What we should never forget is that the blood letting that goes by the name of WW1 wasn't won, it was an armistice. It was stopped because the imperialist psychopaths were faced with mutinies, rebellion and spontaneous out breaks of truces between the ordinary soldiers on the front line, some of these young men paid with their lives in front of a firing squad for the act of humanity. At home, the imperialists were faced with another battle, strikes and civil unrest across the continent of Europe. Another factor that brought the war warmongering nut-cases to call a halt, to the greed driven slaughter, was the fact that the death toll continued to soar and the maimed continued to be carried home, they were simply running out of canon-fodder. WW1 was an unimaginable spilling of mainly young blood, to further the aims of greed driven imperialist ambitions, in other words, greed and nothing more.
Up to the start of that unnecessary blood letting of WW1, Europe had no democracy to defend. After the bloody event, Europe had no democracy anywhere. 100 years after that imperialist blood letting, we the ordinary people are still fighting for democracy in Europe.
Part of an email I recently received:
As the UK commences four years of commemorations of the centenary
of World War 1, the Northumbria and Newcastle Universities Martin
Luther King Peace Committee has released a set of resources to help
schoolteachers mark the December 1914 Christmas Truces as part of
their World War 1 teaching. They are designed as a corrective to the
government-sponsored commemorations of the slaughter in the trenches
as a heroic and necessary war.
The December 1914 Christmas Truces, when British, French and
German soldiers stopped fighting to celebrate Christmas, exchange
gifts, sing carols, and even play football, are one of the most
extraordinary episodes in modern military history. These were not
isolated incidents. Following weeks of spasmodic fraternisation by
men unconvinced by war propaganda, the Christmas Truces occurred
right down the front from the North Sea to Switzerland. Made possible
by shared traditions of Christian celebration, they were a hopeful
moment of recognition of common humanity and a (brief) rejection of
the terrible violence of industrialised war pursued by rulers in a
deadly game of global imperial competition for territories and
resources. They were quashed by orders backed by threats, and by
replacing troops with men 'untainted' by the Truces.
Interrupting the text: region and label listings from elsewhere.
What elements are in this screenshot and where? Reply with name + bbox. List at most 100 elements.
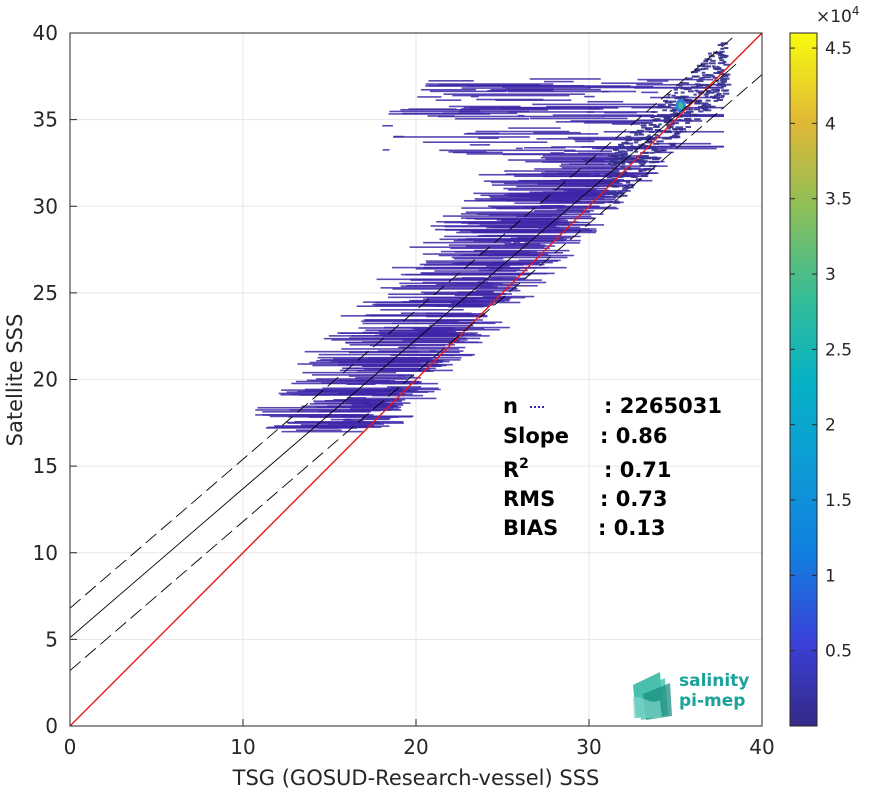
density-cell [709,95,716,98]
density-cell [673,133,680,136]
stat-label: Slope [503,424,569,448]
density-streak [380,382,439,385]
density-streak [543,80,574,83]
density-cell [617,190,623,193]
density-cell [659,115,666,118]
density-cell [609,158,617,161]
density-streak [514,202,605,204]
density-streak [315,378,408,380]
density-cell [662,99,669,102]
density-cell [708,55,715,58]
density-streak [475,297,508,300]
density-cell [656,115,662,118]
density-streak [478,269,528,272]
density-streak [465,211,590,214]
density-streak [344,418,390,421]
density-cell [644,157,652,160]
density-streak [286,391,429,393]
density-streak [654,142,712,145]
density-streak [552,114,654,116]
density-streak [487,254,552,257]
density-streak [426,261,507,264]
density-streak [584,185,630,188]
density-cell [648,161,656,164]
density-cell [686,99,695,102]
density-cell [720,80,727,83]
density-cell [698,92,703,95]
density-cell [685,110,694,113]
density-streak [532,103,666,106]
density-streak [505,88,555,91]
density-streak [346,383,376,386]
density-cell [610,191,617,194]
density-cell [685,82,689,85]
density-cell [666,130,672,133]
density-cell [654,128,662,131]
density-streak [487,90,553,92]
density-streak [438,115,605,118]
density-cell [694,102,701,105]
density-streak [516,237,572,239]
statistics-box: n: 2265031 Slope: 0.86 R2: 0.71 RMS: 0.73 BI… [503,394,722,540]
density-cell [671,94,676,97]
density-cell [673,136,681,139]
density-streak [564,150,612,152]
y-tick-label: 35 [33,108,58,132]
density-cell [634,158,643,161]
density-cell [629,131,637,134]
density-streak [355,376,421,379]
density-cell [628,161,633,164]
density-cell [614,157,623,160]
density-streak [255,409,392,411]
density-streak [347,409,381,412]
density-streak [348,397,437,400]
density-streak [454,257,504,260]
density-streak [504,243,529,245]
density-streak [546,105,670,108]
density-cell [616,154,625,157]
regression-line [70,63,737,638]
density-streak [423,266,567,269]
density-cell [620,158,628,161]
density-cell [719,79,728,82]
density-cell [619,145,624,148]
density-cell [693,108,701,111]
density-streak [417,96,442,98]
salinity-pi-mep-logo: salinity pi-mep [633,671,749,720]
density-cell [701,63,706,66]
density-streak [339,369,453,372]
density-cell [718,54,724,57]
density-cell [721,89,730,92]
density-streak [474,198,605,200]
density-streak [363,368,430,370]
density-cell [651,138,656,141]
density-cell [711,88,719,91]
density-streak [492,184,635,186]
density-streak [529,78,601,80]
density-cell [700,76,705,79]
density-cell [677,113,682,116]
density-cell [633,141,639,144]
density-cell [641,126,647,129]
density-cell [680,130,687,133]
density-streak [496,207,619,210]
density-streak [434,270,517,272]
density-cell [716,65,720,68]
colorbar-tick-label: 2.5 [825,340,852,360]
stat-value: : 0.71 [604,458,672,482]
density-cell [665,115,669,118]
density-cell [656,106,664,109]
density-cell [705,92,710,95]
density-streak [534,168,655,170]
density-cell [623,150,628,153]
stat-value: : 2265031 [604,394,722,418]
density-streak [327,423,385,425]
density-streak [505,173,589,175]
density-streak [436,321,503,324]
density-streak [478,137,499,139]
density-cell [652,119,658,122]
scatter-density [255,42,732,433]
density-streak [356,305,490,307]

The truces are worth teaching about because they are simply so
remarkable and evocative in themselves. Ordinary men recognising
their common humanity infuriated high commands by temporarily
stopping the industrialised slaughter of the trenches. However at a
time when revisionist historians and politicians are offering
retro-chic defences of the First World War as somehow necessary or
even heroic, the truces can also teach an important message that may
otherwise be overlooked in the centennial commemorations.